It sounds as though that this estate might be eligible for a small estate certificate. If a decedent’s estate is valued at less than $40,000, a small estate certificate may be obtained 30 days after the decedent’s death by a distributee without going through the full probate process. The distributee, called an “affiant,” must file an affidavit promising to use the decedent’s assets to pay debts and distribute the property according to law. Publication is required unless the estate is valued at less than $15,000. Surviving spouses and the decedent’s minor children can file what are called “refusals of letters” to have their statutory allowances paid from a decedent’s estate if the estate is valued at a lesser amount than the allowances. Determination of heirship
can be accomplished if, within a year of the date of death, no probate estate was opened and no will presented for probate. A petition may be filed to obtain a judgment determining heirship.

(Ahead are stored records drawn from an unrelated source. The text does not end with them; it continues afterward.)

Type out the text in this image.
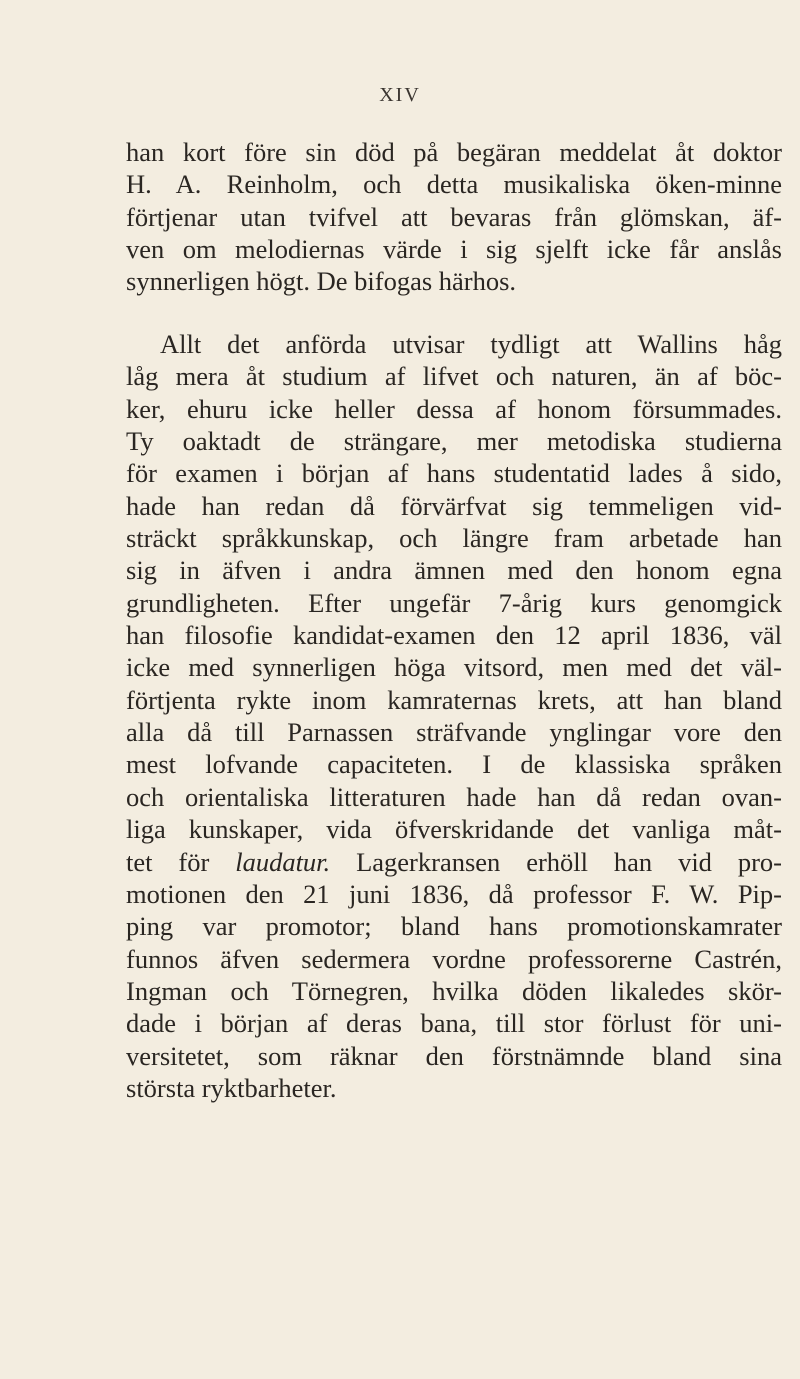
XIV
han kort före sin död på begäran meddelat åt doktor
H. A. Reinholm, och detta musikaliska öken-minne
förtjenar utan tvifvel att bevaras från glömskan, äf-
ven om melodiernas värde i sig sjelft icke får anslås
synnerligen högt. De bifogas härhos.
Allt det anförda utvisar tydligt att Wallins håg
låg mera åt studium af lifvet och naturen, än af böc-
ker, ehuru icke heller dessa af honom försummades.
Ty oaktadt de strängare, mer metodiska studierna
för examen i början af hans studentatid lades å sido,
hade han redan då förvärfvat sig temmeligen vid-
sträckt språkkunskap, och längre fram arbetade han
sig in äfven i andra ämnen med den honom egna
grundligheten. Efter ungefär 7-årig kurs genomgick
han filosofie kandidat-examen den 12 april 1836, väl
icke med synnerligen höga vitsord, men med det väl-
förtjenta rykte inom kamraternas krets, att han bland
alla då till Parnassen sträfvande ynglingar vore den
mest lofvande capaciteten. I de klassiska språken
och orientaliska litteraturen hade han då redan ovan-
liga kunskaper, vida öfverskridande det vanliga måt-
tet för laudatur. Lagerkransen erhöll han vid pro-
motionen den 21 juni 1836, då professor F. W. Pip-
ping var promotor; bland hans promotionskamrater
funnos äfven sedermera vordne professorerne Castrén,
Ingman och Törnegren, hvilka döden likaledes skör-
dade i början af deras bana, till stor förlust för uni-
versitetet, som räknar den förstnämnde bland sina
största ryktbarheter.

Therefore I would recommend you file a Petition if there was a legal separation or pending divorce proceeding in order to disqualify the wife from intestate succession. As landlord, if the "wife" doesn't have the legal right to enter the premises, you don't have to allow access unless she produces a Court order for access to certain property. If she does have a legal right then you probably can't deny her access. If she unlawfully disposes of the assets and the Judge find that she would take nothing under the law, then the heirs
would have a legal cause of action against her for the value of the property that was wrongfully taken.